Common Failure Modes

1. "Test After" Disguised as TDD

Symptom: Implementation and test written in the same commit. The test passes on first run.

Fix: If a test passes without ever failing, it was not written first. Delete the test, delete the implementation, start RED properly.

2. Overly Broad Tests

Symptom: A single test covers multiple acceptance criteria. Failure doesn't indicate which criterion is broken.

Fix: One test per criterion (at minimum). A test that checks 5 things is 5 tests wearing a trench coat.

3. Testing Implementation, Not Behavior

Symptom: Tests assert internal state (private methods, data structures) rather than observable behavior.

Fix: Test the what, not the how. "It returns the correct result" not "it calls the internal helper method." Implementation details change in REFACTOR — behavior doesn't.

4. RED Phase Paralysis

Symptom: Spending 20+ minutes on a single test without writing it. Usually caused by unclear acceptance criteria.
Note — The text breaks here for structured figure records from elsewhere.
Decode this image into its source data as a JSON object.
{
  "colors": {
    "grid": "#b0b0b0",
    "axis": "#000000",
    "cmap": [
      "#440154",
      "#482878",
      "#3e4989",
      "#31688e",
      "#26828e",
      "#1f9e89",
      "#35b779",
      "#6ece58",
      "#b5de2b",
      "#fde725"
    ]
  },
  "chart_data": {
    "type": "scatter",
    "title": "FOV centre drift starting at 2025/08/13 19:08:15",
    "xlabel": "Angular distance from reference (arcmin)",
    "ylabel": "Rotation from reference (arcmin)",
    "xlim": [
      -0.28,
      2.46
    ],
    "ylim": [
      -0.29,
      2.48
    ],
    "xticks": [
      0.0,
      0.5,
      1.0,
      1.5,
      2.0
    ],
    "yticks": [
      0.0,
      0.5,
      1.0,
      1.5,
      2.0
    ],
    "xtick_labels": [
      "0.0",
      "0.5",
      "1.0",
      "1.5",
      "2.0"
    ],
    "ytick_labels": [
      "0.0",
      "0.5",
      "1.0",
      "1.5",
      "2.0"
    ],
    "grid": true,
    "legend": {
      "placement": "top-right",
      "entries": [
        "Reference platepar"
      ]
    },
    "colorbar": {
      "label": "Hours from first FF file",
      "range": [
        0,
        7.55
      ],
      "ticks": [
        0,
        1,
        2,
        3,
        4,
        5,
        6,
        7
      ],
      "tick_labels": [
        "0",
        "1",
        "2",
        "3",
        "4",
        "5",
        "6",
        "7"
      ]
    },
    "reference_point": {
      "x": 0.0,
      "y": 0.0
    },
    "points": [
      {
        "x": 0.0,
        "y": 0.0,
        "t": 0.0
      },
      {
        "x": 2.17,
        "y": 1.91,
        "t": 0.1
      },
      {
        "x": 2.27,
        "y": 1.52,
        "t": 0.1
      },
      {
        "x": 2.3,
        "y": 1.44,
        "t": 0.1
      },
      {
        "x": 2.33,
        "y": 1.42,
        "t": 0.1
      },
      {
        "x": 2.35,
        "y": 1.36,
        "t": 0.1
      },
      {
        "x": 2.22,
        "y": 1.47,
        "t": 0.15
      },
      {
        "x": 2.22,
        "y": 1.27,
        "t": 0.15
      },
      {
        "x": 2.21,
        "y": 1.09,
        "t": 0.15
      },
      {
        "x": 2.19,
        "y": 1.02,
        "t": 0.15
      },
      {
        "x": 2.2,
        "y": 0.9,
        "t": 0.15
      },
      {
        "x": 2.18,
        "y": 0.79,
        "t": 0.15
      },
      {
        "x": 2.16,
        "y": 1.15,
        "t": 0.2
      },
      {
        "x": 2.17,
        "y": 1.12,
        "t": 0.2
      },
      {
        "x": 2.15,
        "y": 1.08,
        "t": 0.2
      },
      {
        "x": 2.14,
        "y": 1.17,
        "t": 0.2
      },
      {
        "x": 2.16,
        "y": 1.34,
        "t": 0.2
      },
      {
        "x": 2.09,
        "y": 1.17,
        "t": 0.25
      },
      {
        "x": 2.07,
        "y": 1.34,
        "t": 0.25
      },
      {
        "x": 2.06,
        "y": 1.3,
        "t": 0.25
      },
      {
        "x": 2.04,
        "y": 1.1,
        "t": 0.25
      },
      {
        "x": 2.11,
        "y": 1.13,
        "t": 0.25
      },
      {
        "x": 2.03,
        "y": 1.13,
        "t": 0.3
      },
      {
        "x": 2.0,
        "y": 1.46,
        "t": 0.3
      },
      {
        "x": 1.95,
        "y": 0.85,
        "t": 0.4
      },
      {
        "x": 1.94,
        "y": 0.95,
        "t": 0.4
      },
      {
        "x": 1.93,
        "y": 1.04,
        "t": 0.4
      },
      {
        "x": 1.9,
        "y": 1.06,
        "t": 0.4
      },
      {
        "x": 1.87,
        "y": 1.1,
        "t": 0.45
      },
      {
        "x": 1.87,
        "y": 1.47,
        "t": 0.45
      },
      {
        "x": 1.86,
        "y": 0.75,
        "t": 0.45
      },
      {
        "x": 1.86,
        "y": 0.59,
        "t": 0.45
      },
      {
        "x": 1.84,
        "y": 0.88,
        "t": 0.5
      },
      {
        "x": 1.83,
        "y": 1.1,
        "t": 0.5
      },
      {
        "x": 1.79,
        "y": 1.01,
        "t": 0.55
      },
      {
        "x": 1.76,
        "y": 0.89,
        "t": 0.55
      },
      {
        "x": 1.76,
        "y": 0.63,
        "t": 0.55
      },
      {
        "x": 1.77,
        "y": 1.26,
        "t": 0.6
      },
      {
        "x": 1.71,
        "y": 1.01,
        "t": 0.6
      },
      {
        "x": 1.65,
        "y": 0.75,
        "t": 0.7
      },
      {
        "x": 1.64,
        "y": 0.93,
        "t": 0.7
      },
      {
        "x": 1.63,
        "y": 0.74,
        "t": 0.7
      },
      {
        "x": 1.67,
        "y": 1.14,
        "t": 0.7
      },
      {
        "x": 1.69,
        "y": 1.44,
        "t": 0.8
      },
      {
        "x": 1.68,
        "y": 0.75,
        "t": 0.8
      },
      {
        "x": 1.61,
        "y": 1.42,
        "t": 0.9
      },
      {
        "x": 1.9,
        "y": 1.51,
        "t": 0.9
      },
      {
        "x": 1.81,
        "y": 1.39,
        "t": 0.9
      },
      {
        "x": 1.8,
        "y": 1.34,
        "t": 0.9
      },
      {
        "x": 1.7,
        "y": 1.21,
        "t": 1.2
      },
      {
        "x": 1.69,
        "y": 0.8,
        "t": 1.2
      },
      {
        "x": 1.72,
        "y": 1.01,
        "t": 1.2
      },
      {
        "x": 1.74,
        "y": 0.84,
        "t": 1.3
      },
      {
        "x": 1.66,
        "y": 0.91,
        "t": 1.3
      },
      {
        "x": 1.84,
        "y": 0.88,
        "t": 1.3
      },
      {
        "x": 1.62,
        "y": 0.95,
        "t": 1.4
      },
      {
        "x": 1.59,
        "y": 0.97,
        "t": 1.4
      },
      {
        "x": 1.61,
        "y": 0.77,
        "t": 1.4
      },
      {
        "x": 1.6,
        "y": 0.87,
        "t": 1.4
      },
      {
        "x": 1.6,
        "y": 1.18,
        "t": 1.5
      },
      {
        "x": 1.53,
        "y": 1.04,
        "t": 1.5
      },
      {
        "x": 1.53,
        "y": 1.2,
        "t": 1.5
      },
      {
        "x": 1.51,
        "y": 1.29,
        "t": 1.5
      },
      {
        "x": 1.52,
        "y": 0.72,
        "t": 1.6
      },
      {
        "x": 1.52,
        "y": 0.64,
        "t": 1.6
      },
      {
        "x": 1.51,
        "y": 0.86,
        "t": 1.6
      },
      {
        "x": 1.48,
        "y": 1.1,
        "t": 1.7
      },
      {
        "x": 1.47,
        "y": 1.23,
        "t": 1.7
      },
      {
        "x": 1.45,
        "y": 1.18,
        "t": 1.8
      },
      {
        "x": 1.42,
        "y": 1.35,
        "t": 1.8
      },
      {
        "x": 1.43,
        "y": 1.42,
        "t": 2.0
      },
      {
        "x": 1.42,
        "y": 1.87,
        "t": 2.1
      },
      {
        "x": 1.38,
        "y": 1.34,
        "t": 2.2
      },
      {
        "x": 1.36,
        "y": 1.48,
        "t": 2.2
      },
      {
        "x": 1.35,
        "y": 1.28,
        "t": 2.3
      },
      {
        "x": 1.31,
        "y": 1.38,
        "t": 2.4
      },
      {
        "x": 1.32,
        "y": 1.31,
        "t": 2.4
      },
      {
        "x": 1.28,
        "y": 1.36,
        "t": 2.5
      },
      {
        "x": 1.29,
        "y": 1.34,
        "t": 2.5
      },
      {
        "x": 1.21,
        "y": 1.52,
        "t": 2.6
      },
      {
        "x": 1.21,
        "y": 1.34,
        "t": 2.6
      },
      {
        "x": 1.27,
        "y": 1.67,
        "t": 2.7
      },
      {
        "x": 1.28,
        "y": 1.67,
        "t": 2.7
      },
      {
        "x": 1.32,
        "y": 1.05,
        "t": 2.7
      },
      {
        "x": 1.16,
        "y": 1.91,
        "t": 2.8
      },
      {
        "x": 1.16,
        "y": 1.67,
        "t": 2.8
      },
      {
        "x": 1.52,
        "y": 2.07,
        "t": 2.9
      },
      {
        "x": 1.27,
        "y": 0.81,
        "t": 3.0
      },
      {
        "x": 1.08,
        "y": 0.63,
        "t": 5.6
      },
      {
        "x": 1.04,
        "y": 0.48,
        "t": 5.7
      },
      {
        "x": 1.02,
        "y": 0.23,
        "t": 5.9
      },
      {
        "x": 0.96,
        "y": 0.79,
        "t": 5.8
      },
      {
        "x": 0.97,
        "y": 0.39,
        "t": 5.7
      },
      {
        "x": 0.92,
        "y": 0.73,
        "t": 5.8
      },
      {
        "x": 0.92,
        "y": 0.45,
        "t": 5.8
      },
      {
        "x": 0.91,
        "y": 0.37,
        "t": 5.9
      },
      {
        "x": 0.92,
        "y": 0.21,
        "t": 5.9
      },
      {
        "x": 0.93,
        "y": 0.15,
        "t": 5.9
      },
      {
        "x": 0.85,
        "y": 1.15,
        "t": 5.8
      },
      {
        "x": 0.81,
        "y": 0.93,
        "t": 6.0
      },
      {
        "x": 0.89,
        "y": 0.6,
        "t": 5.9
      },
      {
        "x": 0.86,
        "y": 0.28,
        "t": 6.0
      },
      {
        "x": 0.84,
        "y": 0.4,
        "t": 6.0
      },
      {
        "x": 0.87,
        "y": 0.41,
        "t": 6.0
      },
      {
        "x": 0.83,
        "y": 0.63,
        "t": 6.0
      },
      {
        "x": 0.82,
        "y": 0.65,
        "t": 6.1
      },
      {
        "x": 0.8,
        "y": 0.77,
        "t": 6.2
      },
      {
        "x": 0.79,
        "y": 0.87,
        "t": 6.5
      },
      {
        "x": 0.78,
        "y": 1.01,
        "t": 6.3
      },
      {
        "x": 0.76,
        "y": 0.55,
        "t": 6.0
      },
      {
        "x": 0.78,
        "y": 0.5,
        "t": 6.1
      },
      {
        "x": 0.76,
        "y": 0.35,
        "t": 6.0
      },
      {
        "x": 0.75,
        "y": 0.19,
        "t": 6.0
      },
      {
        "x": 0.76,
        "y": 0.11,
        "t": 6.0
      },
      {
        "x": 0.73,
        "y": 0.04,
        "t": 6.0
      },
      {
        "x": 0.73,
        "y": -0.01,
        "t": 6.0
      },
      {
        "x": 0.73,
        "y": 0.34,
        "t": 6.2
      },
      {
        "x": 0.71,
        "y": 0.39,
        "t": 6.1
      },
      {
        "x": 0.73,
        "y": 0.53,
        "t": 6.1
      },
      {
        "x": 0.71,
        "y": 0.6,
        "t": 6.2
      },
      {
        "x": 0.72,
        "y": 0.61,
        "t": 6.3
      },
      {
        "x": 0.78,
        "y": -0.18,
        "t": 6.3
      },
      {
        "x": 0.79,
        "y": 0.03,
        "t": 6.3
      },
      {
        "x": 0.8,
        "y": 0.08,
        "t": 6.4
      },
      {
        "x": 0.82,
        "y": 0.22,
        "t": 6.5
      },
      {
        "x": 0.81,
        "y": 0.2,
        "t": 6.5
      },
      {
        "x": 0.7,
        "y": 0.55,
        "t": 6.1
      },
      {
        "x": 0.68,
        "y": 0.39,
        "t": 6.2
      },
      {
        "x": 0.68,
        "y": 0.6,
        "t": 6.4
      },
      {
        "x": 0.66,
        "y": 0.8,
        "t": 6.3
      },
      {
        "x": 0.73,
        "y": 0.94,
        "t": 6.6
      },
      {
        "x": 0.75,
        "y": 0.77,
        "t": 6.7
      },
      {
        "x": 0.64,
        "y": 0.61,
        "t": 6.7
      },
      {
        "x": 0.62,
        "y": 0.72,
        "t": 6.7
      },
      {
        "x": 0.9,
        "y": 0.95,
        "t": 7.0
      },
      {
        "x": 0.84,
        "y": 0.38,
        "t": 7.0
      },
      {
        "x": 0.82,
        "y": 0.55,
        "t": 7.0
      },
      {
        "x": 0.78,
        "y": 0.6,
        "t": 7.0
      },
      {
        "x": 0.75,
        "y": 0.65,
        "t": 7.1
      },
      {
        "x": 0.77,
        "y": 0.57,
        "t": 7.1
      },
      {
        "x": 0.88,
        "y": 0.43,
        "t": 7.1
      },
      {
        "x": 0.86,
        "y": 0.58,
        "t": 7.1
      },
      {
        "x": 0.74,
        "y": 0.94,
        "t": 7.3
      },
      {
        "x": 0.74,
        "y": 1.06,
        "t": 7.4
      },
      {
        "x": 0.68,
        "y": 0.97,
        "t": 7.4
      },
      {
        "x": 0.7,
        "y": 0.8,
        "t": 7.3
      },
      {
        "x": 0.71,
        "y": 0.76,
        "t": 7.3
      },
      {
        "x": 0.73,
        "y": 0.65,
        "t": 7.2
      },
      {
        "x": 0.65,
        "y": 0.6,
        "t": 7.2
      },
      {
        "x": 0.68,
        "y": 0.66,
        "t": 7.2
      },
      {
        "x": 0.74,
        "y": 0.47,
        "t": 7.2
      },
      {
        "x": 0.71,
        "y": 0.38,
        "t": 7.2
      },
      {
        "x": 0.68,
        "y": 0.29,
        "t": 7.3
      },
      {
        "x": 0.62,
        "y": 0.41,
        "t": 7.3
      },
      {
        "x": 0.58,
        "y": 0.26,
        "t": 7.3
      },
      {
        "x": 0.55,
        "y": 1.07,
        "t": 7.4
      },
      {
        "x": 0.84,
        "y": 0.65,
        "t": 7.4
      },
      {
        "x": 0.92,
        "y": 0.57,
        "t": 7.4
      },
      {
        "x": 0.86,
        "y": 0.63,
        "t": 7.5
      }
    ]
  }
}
Fix: The problem is upstream. The acceptance criterion is ambiguous. Flag it in the issue, request clarification, and move to the next testable criterion.

5. Skipping REFACTOR

Symptom: Rapid RED-GREEN-RED-GREEN cycles without cleanup. Code quality degrades with each cycle.

Fix: REFACTOR is mandatory, not optional. Even if "the code is fine," take 2 minutes to look. The habit matters more than any single cleanup.

6. Gold-Plating in REFACTOR

Symptom: Refactoring session grows to 30+ minutes. Extracting abstractions for patterns that appear twice. Adding generalization "for the future."

Fix: Refactoring scope = files touched in GREEN. Time budget = roughly equal to GREEN time. If refactoring takes longer than implementation, you're over-engineering.

Guard Rails

No implementation without RED. If you catch yourself writing implementation code without a failing test, stop. Write the test first. This is non-negotiable.
One cycle at a time. Complete RED-GREEN-REFACTOR for one criterion before starting the next. No batching.
Tests run after every phase change. After writing the test (RED): run. After implementation (GREEN): run. After refactoring: run. No exceptions.
Failing test count = 1. During GREEN, exactly one test should be failing (the current one). If multiple tests fail, you've broken something — fix it before continuing.
30-minute escape hatch. If a single RED-GREEN-REFACTOR cycle takes more than 30 minutes, the criterion is too large. Split it into smaller criteria and test each independently.

Cross-Skill References

execution-modes — Defines exec:tdd mode and the decision heuristic for when TDD is appropriate. This skill assumes exec:tdd has already been selected.
drift-prevention — Uses TDD cycle state to detect spec drift. If implementation changes appear without a corresponding failing test, drift-prevention flags it.
quality-scoring — Test coverage from TDD cycles feeds into the quality score's "test coverage" dimension.
references/evidence-mandate.md — Final verification that all acceptance criteria have GREEN tests before marking the issue as Done. Evidence rules apply at each RED-GREEN-REFACTOR cycle.